In the titration of \(50.0 \mathrm{~mL}\) of \(1.0 \mathrm{M}\) methylamine, \(\mathrm{CH}_{3} \mathrm{NH}_{2}\) \(\left(K_{\mathrm{b}}=4.4 \times 10^{-4}\right)\), with \(0.50 \mathrm{M} \mathrm{HCl}\), calculate the \(\mathrm{pH}\) under the following conditions. a. after \(50.0 \mathrm{~mL}\) of \(0.50 \mathrm{M} \mathrm{HCl}\) has been added b. at the stoichiometric point

First, we'll calculate the initial number of moles of methylamine and HCl at each point in the titration. Initial moles of methylamine: \( (50.0 \mathrm{~mL}) \times (1.0 \mathrm{M}) = 50.0 \mathrm{~mmol} \) a. Moles of HCl after 50.0 mL has been added: \( (50.0 \mathrm{~mL}) \times (0.50 \mathrm{M}) = 25.0 \mathrm{~mmol} \) b. At the stoichiometric point, all the methylamine has reacted with the HCl. The stoichiometric ratio between methylamine and HCl is 1:1, so the moles of HCl needed to reach the stoichiometric point is equal to the initial moles of methylamine. There are 50.0 mmol of HCl at the stoichiometric point.

Methylamine is a weak base, and it reacts with HCl, a strong acid, to form a salt and water: \[ CH_3NH_2 + HCl \rightarrow CH_3NH_3^+ + Cl^- \]

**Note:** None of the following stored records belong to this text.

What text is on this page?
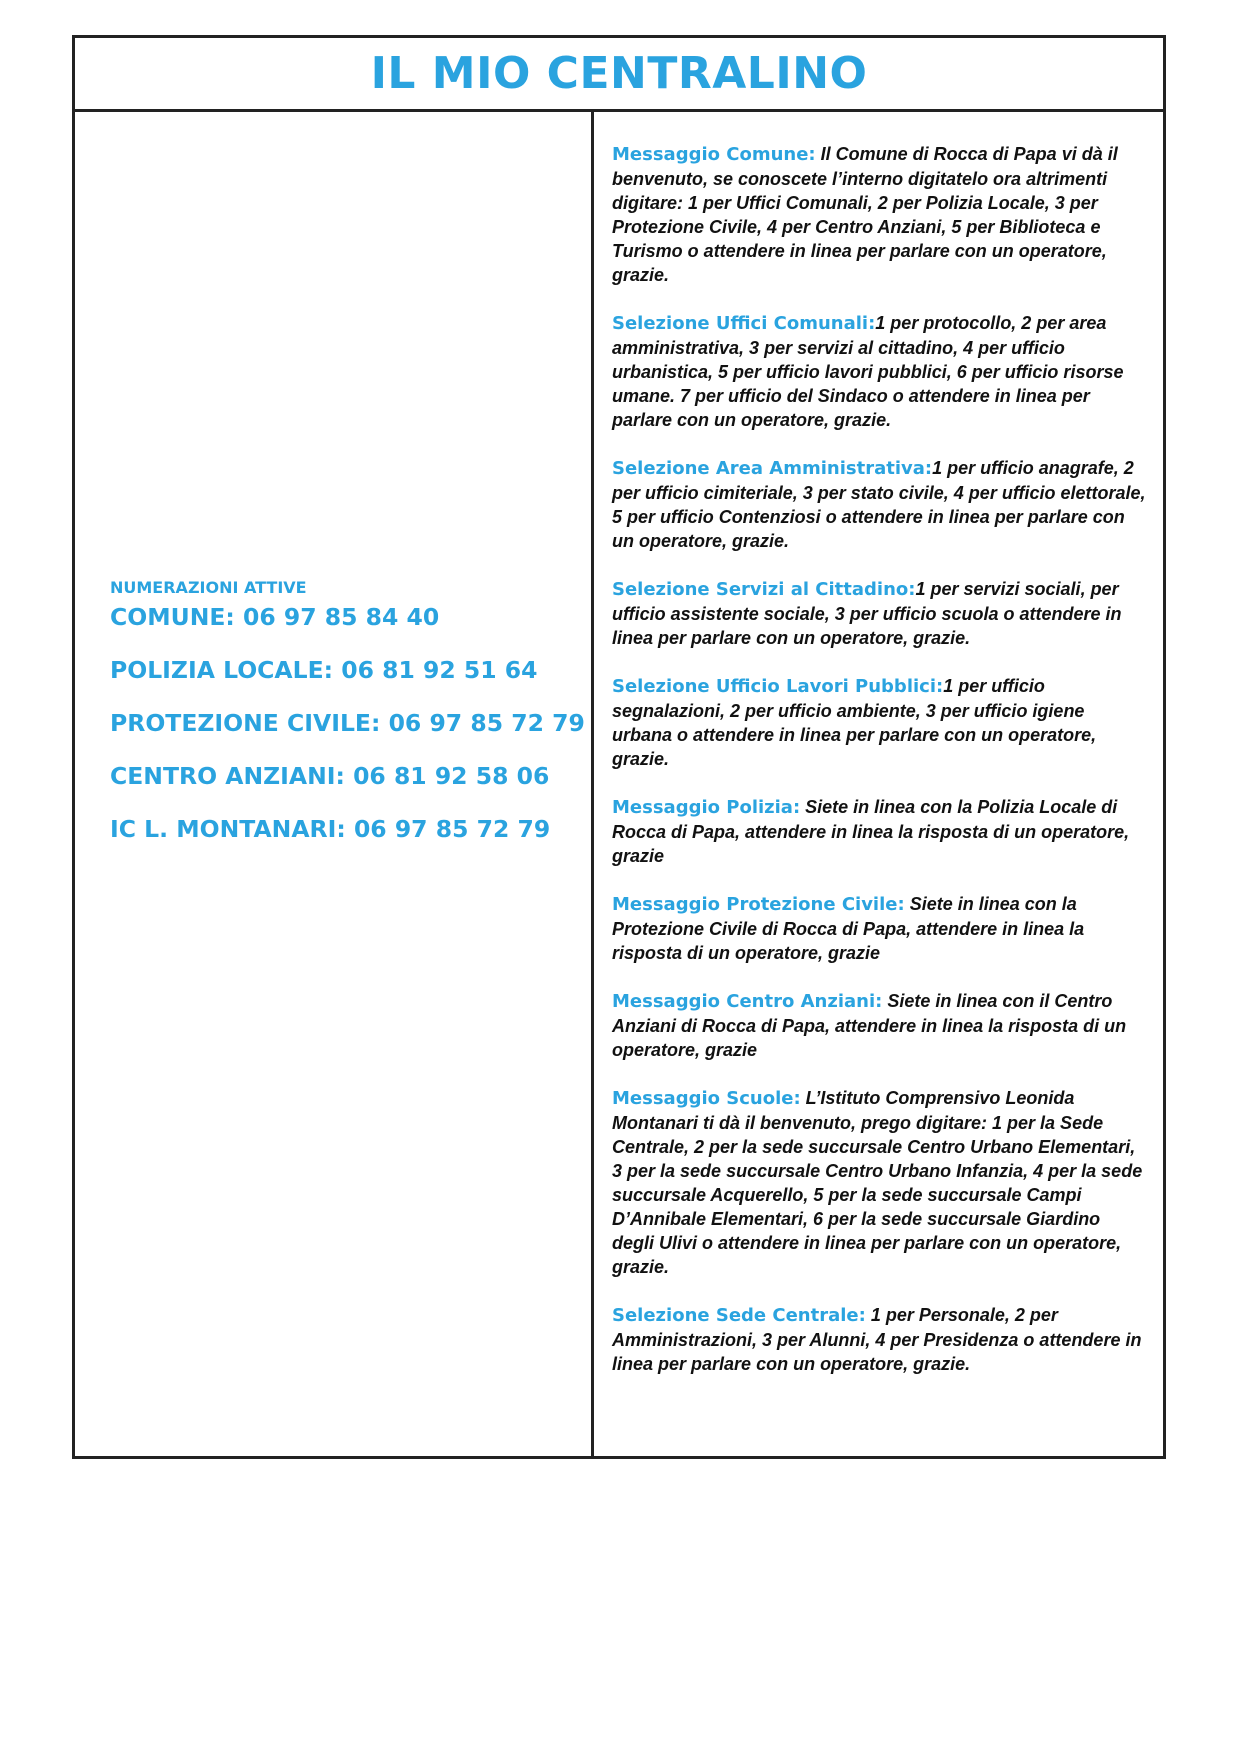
IL MIO CENTRALINO
NUMERAZIONI ATTIVE
COMUNE: 06 97 85 84 40
POLIZIA LOCALE: 06 81 92 51 64
PROTEZIONE CIVILE: 06 97 85 72 79
CENTRO ANZIANI: 06 81 92 58 06
IC L. MONTANARI: 06 97 85 72 79

Messaggio Comune: Il Comune di Rocca di Papa vi dà il benvenuto, se conoscete l’interno digitatelo ora altrimenti digitare: 1 per Uffici Comunali, 2 per Polizia Locale, 3 per Protezione Civile, 4 per Centro Anziani, 5 per Biblioteca e Turismo o attendere in linea per parlare con un operatore, grazie.

Selezione Uffici Comunali:1 per protocollo, 2 per area amministrativa, 3 per servizi al cittadino, 4 per ufficio urbanistica, 5 per ufficio lavori pubblici, 6 per ufficio risorse umane. 7 per ufficio del Sindaco o attendere in linea per parlare con un operatore, grazie.

Selezione Area Amministrativa:1 per ufficio anagrafe, 2 per ufficio cimiteriale, 3 per stato civile, 4 per ufficio elettorale, 5 per ufficio Contenziosi o attendere in linea per parlare con un operatore, grazie.

Selezione Servizi al Cittadino:1 per servizi sociali, per ufficio assistente sociale, 3 per ufficio scuola o attendere in linea per parlare con un operatore, grazie.

Selezione Ufficio Lavori Pubblici:1 per ufficio segnalazioni, 2 per ufficio ambiente, 3 per ufficio igiene urbana o attendere in linea per parlare con un operatore, grazie.

Messaggio Polizia: Siete in linea con la Polizia Locale di Rocca di Papa, attendere in linea la risposta di un operatore, grazie

Messaggio Protezione Civile: Siete in linea con la Protezione Civile di Rocca di Papa, attendere in linea la risposta di un operatore, grazie

Messaggio Centro Anziani: Siete in linea con il Centro Anziani di Rocca di Papa, attendere in linea la risposta di un operatore, grazie

Messaggio Scuole: L’Istituto Comprensivo Leonida Montanari ti dà il benvenuto, prego digitare: 1 per la Sede Centrale, 2 per la sede succursale Centro Urbano Elementari, 3 per la sede succursale Centro Urbano Infanzia, 4 per la sede succursale Acquerello, 5 per la sede succursale Campi D’Annibale Elementari, 6 per la sede succursale Giardino degli Ulivi o attendere in linea per parlare con un operatore, grazie.

Selezione Sede Centrale: 1 per Personale, 2 per Amministrazioni, 3 per Alunni, 4 per Presidenza o attendere in linea per parlare con un operatore, grazie.
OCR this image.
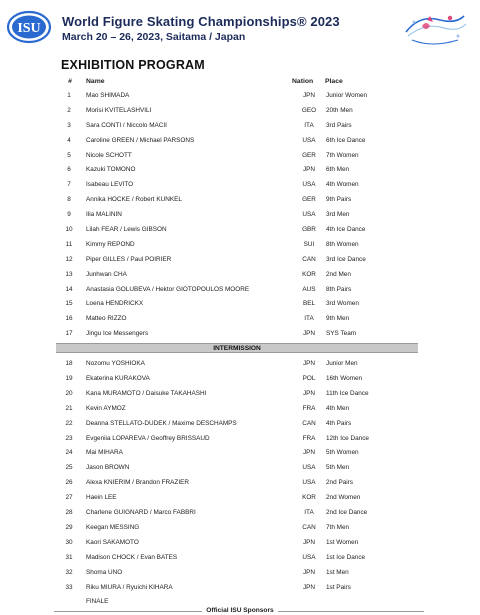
ISU World Figure Skating Championships® 2023
March 20 – 26, 2023, Saitama / Japan
EXHIBITION PROGRAM
#	Name	Nation Place
1	Mao SHIMADA	JPN	Junior Women
2	Morisi KVITELASHVILI	GEO 20th Men
3	Sara CONTI / Niccolo MACII	ITA	3rd Pairs
4	Caroline GREEN / Michael PARSONS	USA	6th Ice Dance
5	Nicole SCHOTT	GER	7th Women
6	Kazuki TOMONO	JPN	6th Men
7	Isabeau LEVITO	USA	4th Women
8	Annika HOCKE / Robert KUNKEL	GER	9th Pairs
9	Ilia MALININ	USA	3rd Men
10	Lilah FEAR / Lewis GIBSON	GBR	4th Ice Dance
11	Kimmy REPOND	SUI	8th Women
12	Piper GILLES / Paul POIRIER	CAN	3rd Ice Dance
13	Junhwan CHA	KOR	2nd Men
14	Anastasia GOLUBEVA / Hektor GIOTOPOULOS MOORE	AUS	8th Pairs
15	Loena HENDRICKX	BEL	3rd Women
16	Matteo RIZZO	ITA	9th Men
17	Jingu Ice Messengers	JPN	SYS Team
INTERMISSION
18	Nozomu YOSHIOKA	JPN	Junior Men
19	Ekaterina KURAKOVA	POL	16th Women
20	Kana MURAMOTO / Daisuke TAKAHASHI	JPN	11th Ice Dance
21	Kevin AYMOZ	FRA	4th Men
22	Deanna STELLATO-DUDEK / Maxime DESCHAMPS	CAN	4th Pairs
23	Evgeniia LOPAREVA / Geoffrey BRISSAUD	FRA	12th Ice Dance
24	Mai MIHARA	JPN	5th Women
25	Jason BROWN	USA	5th Men
26	Alexa KNIERIM / Brandon FRAZIER	USA	2nd Pairs
27	Haein LEE	KOR	2nd Women
28	Charlene GUIGNARD / Marco FABBRI	ITA	2nd Ice Dance
29	Keegan MESSING	CAN	7th Men
30	Kaori SAKAMOTO	JPN	1st Women
31	Madison CHOCK / Evan BATES	USA	1st Ice Dance
32	Shoma UNO	JPN	1st Men
33	Riku MIURA / Ryuichi KIHARA	JPN	1st Pairs
FINALE
Official ISU Sponsors
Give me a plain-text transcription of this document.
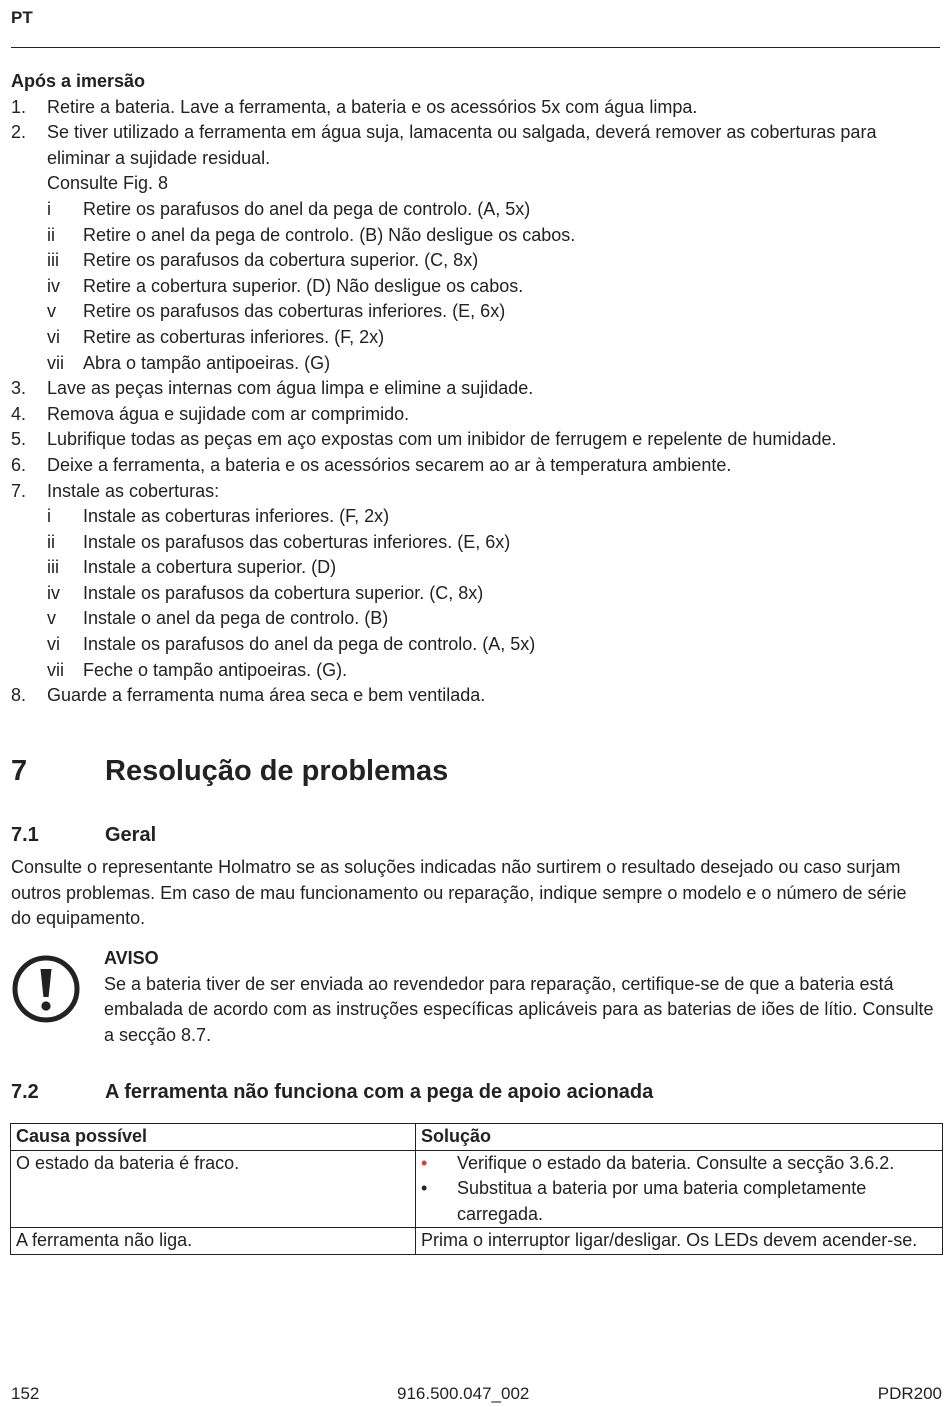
PT

Após a imersão

1. Retire a bateria. Lave a ferramenta, a bateria e os acessórios 5x com água limpa.
2. Se tiver utilizado a ferramenta em água suja, lamacenta ou salgada, deverá remover as coberturas para eliminar a sujidade residual.
Consulte Fig. 8
i Retire os parafusos do anel da pega de controlo. (A, 5x)
ii Retire o anel da pega de controlo. (B) Não desligue os cabos.
iii Retire os parafusos da cobertura superior. (C, 8x)
iv Retire a cobertura superior. (D) Não desligue os cabos.
v Retire os parafusos das coberturas inferiores. (E, 6x)
vi Retire as coberturas inferiores. (F, 2x)
vii Abra o tampão antipoeiras. (G)
3. Lave as peças internas com água limpa e elimine a sujidade.
4. Remova água e sujidade com ar comprimido.
5. Lubrifique todas as peças em aço expostas com um inibidor de ferrugem e repelente de humidade.
6. Deixe a ferramenta, a bateria e os acessórios secarem ao ar à temperatura ambiente.
7. Instale as coberturas:
i Instale as coberturas inferiores. (F, 2x)
ii Instale os parafusos das coberturas inferiores. (E, 6x)
iii Instale a cobertura superior. (D)
iv Instale os parafusos da cobertura superior. (C, 8x)
v Instale o anel da pega de controlo. (B)
vi Instale os parafusos do anel da pega de controlo. (A, 5x)
vii Feche o tampão antipoeiras. (G).
8. Guarde a ferramenta numa área seca e bem ventilada.
7	Resolução de problemas
7.1	Geral

Consulte o representante Holmatro se as soluções indicadas não surtirem o resultado desejado ou caso surjam outros problemas. Em caso de mau funcionamento ou reparação, indique sempre o modelo e o número de série do equipamento.

AVISO
Se a bateria tiver de ser enviada ao revendedor para reparação, certifique-se de que a bateria está embalada de acordo com as instruções específicas aplicáveis para as baterias de iões de lítio. Consulte a secção 8.7.
7.2	A ferramenta não funciona com a pega de apoio acionada
Causa possível	Solução
O estado da bateria é fraco.	• Verifique o estado da bateria. Consulte a secção 3.6.2.
• Substitua a bateria por uma bateria completamente carregada.

A ferramenta não liga.	Prima o interruptor ligar/desligar. Os LEDs devem acender-se.
152	916.500.047_002	PDR200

We'll set up an ICE table to find the concentration of the species involved in the reaction: ### CONDITION A ### | | CH3NH2 | HCl | CH3NH3+ | Cl- | |-------|--------|-----|---------|-----| | I | 50.0 |25.0 | 0 | 0 | | C | -25.0 | -25.0| +25.0 |+25.0| | E | 25.0 | 0 | 25.0 | 25.0| ### CONDITION B ### | | CH3NH2 | HCl | CH3NH3+ | Cl- | |-------|--------|-----|---------|-----| | I | 50.0 | 50.0| 0 | 0 | | C | -50.0 | -50.0| +50.0 |+50.0| | E | 0 | 0 | 50.0 | 50.0|

a. After 50.0 mL of 0.50 M HCl has been added: There are still some unreacted methylamine and an equal moles of its conjugate acid, CH3NH3+. We have to consider the buffer solution made by CH3NH2 and CH3NH3+ and use the Henderson-Hasselbalch equation to find the pH: \( pH = pK_b + \log\frac{[CH_3NH_2]}{[CH_3NH_3^+]} \) \( pK_b = -\log(4.4 \times 10^{-4}) = 3.36 \) \( pH = 3.36 + \log \frac{25.0}{25.0} = 3.36 \) b. At the stoichiometric point: There is no CH3NH2 remaining at this point. The solution contains the CH3NH3+ ion and its subsequent hydrolysis needs to be considered: \[ CH_3NH_3^+ + H_2O \rightleftharpoons CH_3NH_2 + H_3O^+ \] To find the pH, we can use the equation: \( K_a = \frac{[H_3O^+][CH_3NH_2]}{[CH_3NH_3^+]} \) \( K_a \) can be found using the relationship: \(K_w = K_a \times K_b \) \( K_a = \frac{1 \times 10^{-14}}{4.4 \times 10^{-4}} = 2.27 \times 10^{-11}\) Let the concentration of H3O+ be x. Then, we can rewrite the K_a equation as: \( 2.27 \times 10^{-11} = \frac{(x)(x)}{50.0 - x} \) The ionization is very small compared to the initial concentration of CH3NH3+, so x is very small. Hence, we can assume that 50.0 - x ≈ 50.0. Solving for x, we get: \( x = [H_3O^+] = 3.38 \times 10^{-6} M \) Finally, the pH can be calculated as: \( pH = - \log{[H_3O^+]} = - \log{3.38 \times 10^{-6}} = 5.47 \) So, the pH under condition a is 3.36 and under condition b is 5.47.